All of this means that the guide pins and bushings must be securely fastened with additional support for the guide pins and the additional bearing area in the bushings and that the punches for some applications may need to be guided through a fixed stripper. The additional costs involved in making a properly constructed flying prenotch die are more than offset by the lower downtime and longer die life.

Types of Basic Flying Cut-off Dies

Although there are many variations, there are really only two basic types of cut-off dies used. They are most commonly referred to as (1) the punch cut or blade type die, and (2) the crop-off or slugless type die.

The decision of which type of die to use in each case is made by taking the following into consideration:

1. The contour of the shape to be cut
2. The gauge of the material to be cut
3. Maintenance involved in cutting certain materials
4. The line speed to be achieved
5. Available press stroke
6. Matching prenotched areas
7. Lengths of runs planned

Specific Design Principles for Flying Cut-off Dies

It goes almost without saying that die weight is a very important factor in flying dies — in some cases, downright critical. The problem is always hitting a happy medium between die weights and die strength. Only experience, usually a bad experience, will teach a person this in a hurry.

The following can reduce weight:

1. Using aluminum die shoes and punch holders.
2. Drilling out holes in the die shoe, punch holder, punch pad, die blocks and stripper.
3. In the case of high shut heights, put extensions on top of the punch holder to raise the rails.
4. Instead of using thick plates for backup of crop-off blades (in slugless dies) use thinner blades with welded gusseting.

The following can increase strength:

1. Using gussets whenever possible.
2. Running a reinforcement bar across the die shoe.
3. Splitting die sections and punch pads so they also act as reinforcing bars.

I have also found that, except for heavy structural-type shapes, a good die fit around the contour of the part is essential for a good cut. The contour should sometimes be ground in according to the part print, and some­times should be ground to fit an approved sample, depending on the part tolerances. If we grind a radius in the die according to a print, and the finished radius turns out bigger, then we have a gap. When the die cuts off, a burr and distorted radius in that area will result.

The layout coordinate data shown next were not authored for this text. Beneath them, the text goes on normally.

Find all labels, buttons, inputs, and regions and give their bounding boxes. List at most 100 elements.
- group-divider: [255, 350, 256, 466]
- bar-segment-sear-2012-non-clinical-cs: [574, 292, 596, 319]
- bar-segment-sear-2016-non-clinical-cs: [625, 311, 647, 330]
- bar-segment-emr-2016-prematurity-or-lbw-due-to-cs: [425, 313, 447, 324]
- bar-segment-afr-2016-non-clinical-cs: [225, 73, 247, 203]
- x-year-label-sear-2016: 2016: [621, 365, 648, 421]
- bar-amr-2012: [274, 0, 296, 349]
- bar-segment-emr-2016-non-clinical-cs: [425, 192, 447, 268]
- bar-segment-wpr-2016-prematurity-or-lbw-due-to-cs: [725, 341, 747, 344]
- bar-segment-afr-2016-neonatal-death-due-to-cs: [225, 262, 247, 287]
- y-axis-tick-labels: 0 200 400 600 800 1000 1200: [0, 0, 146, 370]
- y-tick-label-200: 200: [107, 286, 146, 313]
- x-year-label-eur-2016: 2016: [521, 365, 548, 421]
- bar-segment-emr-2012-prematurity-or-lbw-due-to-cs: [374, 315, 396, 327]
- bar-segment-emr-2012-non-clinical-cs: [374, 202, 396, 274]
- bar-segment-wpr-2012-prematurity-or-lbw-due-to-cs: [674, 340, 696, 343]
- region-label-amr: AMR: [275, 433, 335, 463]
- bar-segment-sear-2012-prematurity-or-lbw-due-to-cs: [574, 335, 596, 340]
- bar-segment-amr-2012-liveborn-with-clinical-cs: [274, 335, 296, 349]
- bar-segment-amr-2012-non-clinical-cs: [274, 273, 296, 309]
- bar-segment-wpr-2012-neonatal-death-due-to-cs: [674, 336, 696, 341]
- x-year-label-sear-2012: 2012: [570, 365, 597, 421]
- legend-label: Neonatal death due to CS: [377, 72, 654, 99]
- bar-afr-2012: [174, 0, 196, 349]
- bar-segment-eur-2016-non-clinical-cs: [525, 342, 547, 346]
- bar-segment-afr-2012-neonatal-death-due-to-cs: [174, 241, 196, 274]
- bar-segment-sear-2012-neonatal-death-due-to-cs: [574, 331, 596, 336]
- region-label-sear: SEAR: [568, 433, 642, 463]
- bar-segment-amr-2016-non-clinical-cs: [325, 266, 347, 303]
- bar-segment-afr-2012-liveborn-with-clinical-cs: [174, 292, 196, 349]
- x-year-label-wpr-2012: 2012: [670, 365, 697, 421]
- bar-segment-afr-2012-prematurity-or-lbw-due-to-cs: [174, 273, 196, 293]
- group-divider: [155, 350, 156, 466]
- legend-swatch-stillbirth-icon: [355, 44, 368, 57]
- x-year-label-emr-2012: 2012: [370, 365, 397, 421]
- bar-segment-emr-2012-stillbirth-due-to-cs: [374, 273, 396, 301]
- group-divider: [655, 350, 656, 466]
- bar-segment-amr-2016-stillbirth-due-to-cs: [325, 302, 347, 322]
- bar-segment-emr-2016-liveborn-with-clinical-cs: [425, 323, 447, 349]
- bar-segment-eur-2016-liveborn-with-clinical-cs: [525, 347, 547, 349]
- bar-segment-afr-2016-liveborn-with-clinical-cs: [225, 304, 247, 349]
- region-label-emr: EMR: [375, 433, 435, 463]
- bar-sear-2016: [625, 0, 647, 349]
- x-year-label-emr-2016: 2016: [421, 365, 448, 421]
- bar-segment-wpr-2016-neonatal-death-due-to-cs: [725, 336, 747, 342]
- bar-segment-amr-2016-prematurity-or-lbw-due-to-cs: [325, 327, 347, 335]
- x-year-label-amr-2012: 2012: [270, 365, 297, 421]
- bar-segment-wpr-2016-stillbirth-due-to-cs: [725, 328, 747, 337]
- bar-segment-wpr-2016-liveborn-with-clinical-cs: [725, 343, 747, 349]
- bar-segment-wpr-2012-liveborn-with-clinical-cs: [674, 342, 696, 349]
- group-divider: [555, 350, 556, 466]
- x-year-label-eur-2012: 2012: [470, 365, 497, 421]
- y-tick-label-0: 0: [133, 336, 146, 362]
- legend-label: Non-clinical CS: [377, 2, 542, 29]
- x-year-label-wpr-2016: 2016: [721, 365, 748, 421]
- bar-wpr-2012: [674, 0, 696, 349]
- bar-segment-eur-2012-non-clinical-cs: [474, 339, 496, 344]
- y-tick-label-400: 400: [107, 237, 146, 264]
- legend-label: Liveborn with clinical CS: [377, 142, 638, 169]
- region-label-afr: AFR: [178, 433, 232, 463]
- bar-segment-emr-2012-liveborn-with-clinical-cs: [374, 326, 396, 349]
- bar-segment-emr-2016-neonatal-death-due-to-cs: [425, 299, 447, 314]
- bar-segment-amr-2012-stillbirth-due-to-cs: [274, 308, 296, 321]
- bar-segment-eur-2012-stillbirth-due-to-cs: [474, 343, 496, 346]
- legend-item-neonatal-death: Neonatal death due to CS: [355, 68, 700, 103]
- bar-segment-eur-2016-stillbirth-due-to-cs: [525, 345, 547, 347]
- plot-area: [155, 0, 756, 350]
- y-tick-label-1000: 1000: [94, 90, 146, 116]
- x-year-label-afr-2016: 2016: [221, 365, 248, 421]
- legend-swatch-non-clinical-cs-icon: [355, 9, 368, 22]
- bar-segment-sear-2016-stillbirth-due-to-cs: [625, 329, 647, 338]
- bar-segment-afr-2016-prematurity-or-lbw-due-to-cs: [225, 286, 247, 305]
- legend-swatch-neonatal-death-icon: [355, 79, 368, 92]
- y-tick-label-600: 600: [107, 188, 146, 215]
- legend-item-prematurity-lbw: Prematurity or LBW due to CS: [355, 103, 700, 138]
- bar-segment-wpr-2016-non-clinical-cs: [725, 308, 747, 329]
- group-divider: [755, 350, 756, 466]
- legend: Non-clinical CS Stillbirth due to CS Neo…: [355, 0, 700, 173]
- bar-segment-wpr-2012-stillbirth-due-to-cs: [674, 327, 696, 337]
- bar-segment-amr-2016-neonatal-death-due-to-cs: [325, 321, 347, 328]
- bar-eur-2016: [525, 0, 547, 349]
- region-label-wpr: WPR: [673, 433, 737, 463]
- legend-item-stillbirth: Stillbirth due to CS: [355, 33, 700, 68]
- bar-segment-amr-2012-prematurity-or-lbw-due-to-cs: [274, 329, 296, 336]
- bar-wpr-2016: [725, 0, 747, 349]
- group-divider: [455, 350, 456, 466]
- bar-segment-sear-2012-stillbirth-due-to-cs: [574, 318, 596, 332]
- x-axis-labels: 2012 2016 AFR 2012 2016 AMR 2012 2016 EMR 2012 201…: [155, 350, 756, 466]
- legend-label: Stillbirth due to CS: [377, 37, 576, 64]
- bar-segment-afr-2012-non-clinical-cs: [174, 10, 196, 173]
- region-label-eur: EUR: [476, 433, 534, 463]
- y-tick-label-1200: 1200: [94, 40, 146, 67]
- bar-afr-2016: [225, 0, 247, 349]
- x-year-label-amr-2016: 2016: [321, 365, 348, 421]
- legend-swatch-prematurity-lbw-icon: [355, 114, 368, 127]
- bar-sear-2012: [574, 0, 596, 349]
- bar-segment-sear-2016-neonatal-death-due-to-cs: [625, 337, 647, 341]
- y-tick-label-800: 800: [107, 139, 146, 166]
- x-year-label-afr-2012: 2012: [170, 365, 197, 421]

Another reason for grinding the shape in after heat treating the steel is to achieve maximum life between sharpening. Hardening steel produces a thin layer of softer oxidized steel at the surface. If this layer is not ground off, the cut edge will become dull much quicker than it would if the surface was ground. This is a more expensive method of making the die, but I have found it to be absolutely essential.

In this new day and age, if the part tolerances and roller die accu­racy warrant it, the blade contour can be wire EDM’d to finished sizes (with running clearance and cut timing).